The association, which is the trade group for the state’s video poker industry, scheduled a series of receptions in Las Vegas in conjunction with the convention. One purpose was to schmooze with a group of Illinois legislators in attendance.

In the five years since video gambling in bars and restaurants was legalized in Illinois, the industry has exploded with 27,649 machines at 6,266 locations — the equivalent of 23 new casinos. In other words, it’s a big business with important legislative concerns.

The assessor, who also serves as chairman of the Cook County Democratic Party, attended most of the group’s convention events but says he didn’t engage in any lobbying.

Berrios promised to give up lobbying when he was elected assessor in 2010, but there was an asterisk: he didn’t promise to give up the lobbying business. Accordingly, he continues to profit from it.

B-P Consultants is a partnership between Berrios and Sam Panayotovich, his friend from when they both served together in the Illinois Legislature.

Berrios has a 49 percent stake in the business, according to his publicly-filed Statement of Economic Interest.

In a flyer welcoming the lawmakers to Las Vegas, Gaming Machine Operators Association executive director Ivan Fernandez listed Berrios and Panayotovich as members of “IGMOA’s Team.”

IGMOA is just one of B-P Consultant’s clients. The firm also represents the Illinois Licensed Beverage Association (businesses that need liquor licenses and often offer video gambling), Illinois Automatic Merchandising Council (the vending industry), Comcast and tobacco giant Altria.

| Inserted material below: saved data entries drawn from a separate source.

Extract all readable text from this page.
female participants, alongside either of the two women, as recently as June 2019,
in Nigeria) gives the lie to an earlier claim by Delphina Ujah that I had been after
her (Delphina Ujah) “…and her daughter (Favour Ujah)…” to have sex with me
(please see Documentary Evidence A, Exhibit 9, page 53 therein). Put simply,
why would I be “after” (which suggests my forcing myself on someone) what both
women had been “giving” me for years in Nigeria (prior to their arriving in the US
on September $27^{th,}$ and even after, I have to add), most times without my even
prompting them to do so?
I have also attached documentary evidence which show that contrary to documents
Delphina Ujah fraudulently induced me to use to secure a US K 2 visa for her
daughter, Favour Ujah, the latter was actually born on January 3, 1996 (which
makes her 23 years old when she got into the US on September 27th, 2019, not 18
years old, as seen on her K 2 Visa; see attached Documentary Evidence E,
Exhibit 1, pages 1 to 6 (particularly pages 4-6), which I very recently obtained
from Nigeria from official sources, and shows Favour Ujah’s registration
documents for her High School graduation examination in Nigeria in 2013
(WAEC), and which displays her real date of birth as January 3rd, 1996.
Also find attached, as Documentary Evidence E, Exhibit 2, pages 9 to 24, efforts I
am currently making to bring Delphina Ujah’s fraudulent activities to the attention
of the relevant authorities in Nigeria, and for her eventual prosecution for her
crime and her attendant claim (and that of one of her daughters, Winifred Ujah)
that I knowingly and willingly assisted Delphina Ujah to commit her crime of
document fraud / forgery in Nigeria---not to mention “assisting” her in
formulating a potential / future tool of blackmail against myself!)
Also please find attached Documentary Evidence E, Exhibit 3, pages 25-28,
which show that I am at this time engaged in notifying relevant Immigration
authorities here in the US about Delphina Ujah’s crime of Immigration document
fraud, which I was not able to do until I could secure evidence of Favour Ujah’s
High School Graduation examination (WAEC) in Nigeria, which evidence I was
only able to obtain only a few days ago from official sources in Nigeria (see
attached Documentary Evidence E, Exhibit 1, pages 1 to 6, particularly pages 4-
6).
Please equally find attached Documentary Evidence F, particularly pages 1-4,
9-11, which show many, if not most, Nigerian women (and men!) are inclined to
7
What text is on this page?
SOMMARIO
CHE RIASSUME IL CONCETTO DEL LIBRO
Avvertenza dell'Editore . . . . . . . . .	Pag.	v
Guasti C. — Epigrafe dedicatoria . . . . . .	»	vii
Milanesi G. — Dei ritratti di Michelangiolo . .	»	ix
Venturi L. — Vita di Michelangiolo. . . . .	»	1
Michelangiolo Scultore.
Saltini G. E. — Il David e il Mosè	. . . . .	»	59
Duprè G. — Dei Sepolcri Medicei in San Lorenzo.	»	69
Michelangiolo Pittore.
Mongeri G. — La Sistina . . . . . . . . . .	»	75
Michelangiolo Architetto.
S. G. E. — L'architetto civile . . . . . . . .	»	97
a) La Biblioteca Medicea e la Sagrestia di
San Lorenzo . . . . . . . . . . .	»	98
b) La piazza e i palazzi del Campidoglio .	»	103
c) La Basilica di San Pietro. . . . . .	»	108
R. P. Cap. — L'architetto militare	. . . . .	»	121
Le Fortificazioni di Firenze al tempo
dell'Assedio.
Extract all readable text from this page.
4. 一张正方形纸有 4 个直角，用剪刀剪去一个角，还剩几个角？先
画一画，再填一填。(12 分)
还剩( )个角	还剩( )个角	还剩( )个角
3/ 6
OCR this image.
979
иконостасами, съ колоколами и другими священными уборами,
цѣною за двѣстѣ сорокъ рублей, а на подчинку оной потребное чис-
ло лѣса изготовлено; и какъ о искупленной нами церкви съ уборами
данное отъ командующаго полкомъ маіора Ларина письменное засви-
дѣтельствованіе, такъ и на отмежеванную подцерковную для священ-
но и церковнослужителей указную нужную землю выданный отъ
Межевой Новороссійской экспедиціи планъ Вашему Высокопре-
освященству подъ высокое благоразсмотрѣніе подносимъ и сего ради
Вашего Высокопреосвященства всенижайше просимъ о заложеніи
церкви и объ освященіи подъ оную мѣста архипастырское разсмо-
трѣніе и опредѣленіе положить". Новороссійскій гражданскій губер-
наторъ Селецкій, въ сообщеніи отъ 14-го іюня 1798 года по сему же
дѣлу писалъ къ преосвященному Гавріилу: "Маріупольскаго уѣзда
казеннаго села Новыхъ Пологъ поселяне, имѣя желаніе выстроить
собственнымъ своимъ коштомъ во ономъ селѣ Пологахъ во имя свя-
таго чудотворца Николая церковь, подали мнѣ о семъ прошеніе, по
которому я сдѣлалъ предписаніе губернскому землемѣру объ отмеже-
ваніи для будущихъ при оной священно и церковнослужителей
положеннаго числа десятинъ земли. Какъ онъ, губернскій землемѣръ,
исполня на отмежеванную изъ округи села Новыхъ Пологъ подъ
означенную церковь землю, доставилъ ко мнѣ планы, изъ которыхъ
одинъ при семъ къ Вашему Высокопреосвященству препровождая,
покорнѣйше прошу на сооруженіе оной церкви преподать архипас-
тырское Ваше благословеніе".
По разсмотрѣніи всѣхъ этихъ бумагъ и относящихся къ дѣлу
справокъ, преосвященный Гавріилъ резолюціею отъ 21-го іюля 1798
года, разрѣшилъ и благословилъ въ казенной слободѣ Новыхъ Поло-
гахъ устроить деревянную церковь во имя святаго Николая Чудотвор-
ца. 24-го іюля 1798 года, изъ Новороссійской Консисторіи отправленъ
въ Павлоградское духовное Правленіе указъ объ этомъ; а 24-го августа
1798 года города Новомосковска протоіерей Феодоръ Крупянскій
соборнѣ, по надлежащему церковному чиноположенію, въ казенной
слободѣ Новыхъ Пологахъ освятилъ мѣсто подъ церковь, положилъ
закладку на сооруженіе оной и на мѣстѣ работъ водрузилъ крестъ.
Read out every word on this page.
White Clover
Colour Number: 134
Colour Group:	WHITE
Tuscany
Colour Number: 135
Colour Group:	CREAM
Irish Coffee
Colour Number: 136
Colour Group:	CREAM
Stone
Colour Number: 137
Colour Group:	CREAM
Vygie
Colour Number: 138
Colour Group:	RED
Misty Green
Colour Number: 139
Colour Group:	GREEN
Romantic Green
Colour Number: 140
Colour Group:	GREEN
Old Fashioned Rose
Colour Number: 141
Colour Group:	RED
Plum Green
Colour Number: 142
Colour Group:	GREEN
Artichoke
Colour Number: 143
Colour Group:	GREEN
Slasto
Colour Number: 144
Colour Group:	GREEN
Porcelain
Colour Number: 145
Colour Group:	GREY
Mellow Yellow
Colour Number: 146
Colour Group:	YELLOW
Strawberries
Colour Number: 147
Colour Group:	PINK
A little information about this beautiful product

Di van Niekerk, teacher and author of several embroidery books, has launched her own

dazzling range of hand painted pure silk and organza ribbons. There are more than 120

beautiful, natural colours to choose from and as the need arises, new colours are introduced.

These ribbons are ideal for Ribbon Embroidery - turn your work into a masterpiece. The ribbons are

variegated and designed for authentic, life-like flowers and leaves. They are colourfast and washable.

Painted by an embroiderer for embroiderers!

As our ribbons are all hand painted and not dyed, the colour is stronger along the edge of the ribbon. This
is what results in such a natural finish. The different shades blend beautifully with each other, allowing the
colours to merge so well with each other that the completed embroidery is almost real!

Berrios told me in a telephone interview Friday he has kept his promise to quit lobbying. The legislators with whom I spoke agreed he did not lobby them.

Berrios said Panayotovich handles the lobbying chores.

“My basic job is to keep the books and such,” said Berrios, an accountant by training. “Ninety-nine percent of the stuff goes through Sam.”

I told him that was a neat trick: getting 49 percent of the profits while doing only one percent of the work.

He jokingly accused me of trying to cheat him out of his fair share, noting he brought in some of the firm’s clients, including the gaming machine operators.

Berrios said he would have sold his share of the business to Panayotovich if he could have, but “he couldn’t afford to buy me out.”

Berrios said he arrived in Las Vegas on Sunday and left Wednesday. A big fan of country music, Berrios said he had “really wanted” to go to the concert Sunday night where 58 people were killed in a mass shooting, but kept a dinner engagement instead.

“I was ticked off I couldn’t go. The Lord was looking down on me,” he said.

Berrios emphasized he did not bill the county for his travel and saw the trip partly as vacation. As an elected official, he doesn’t have to schedule vacation time like a regular employee.

I spoke to three of the nine legislators in attendance, each of whom said they paid their own way on the trip.

I believe Berrios is totally within his legal rights to keep his side business while serving as the $125,000-a-year assessor.

But the voters of Cook County should see it as one more good reason to question whose team he’s on.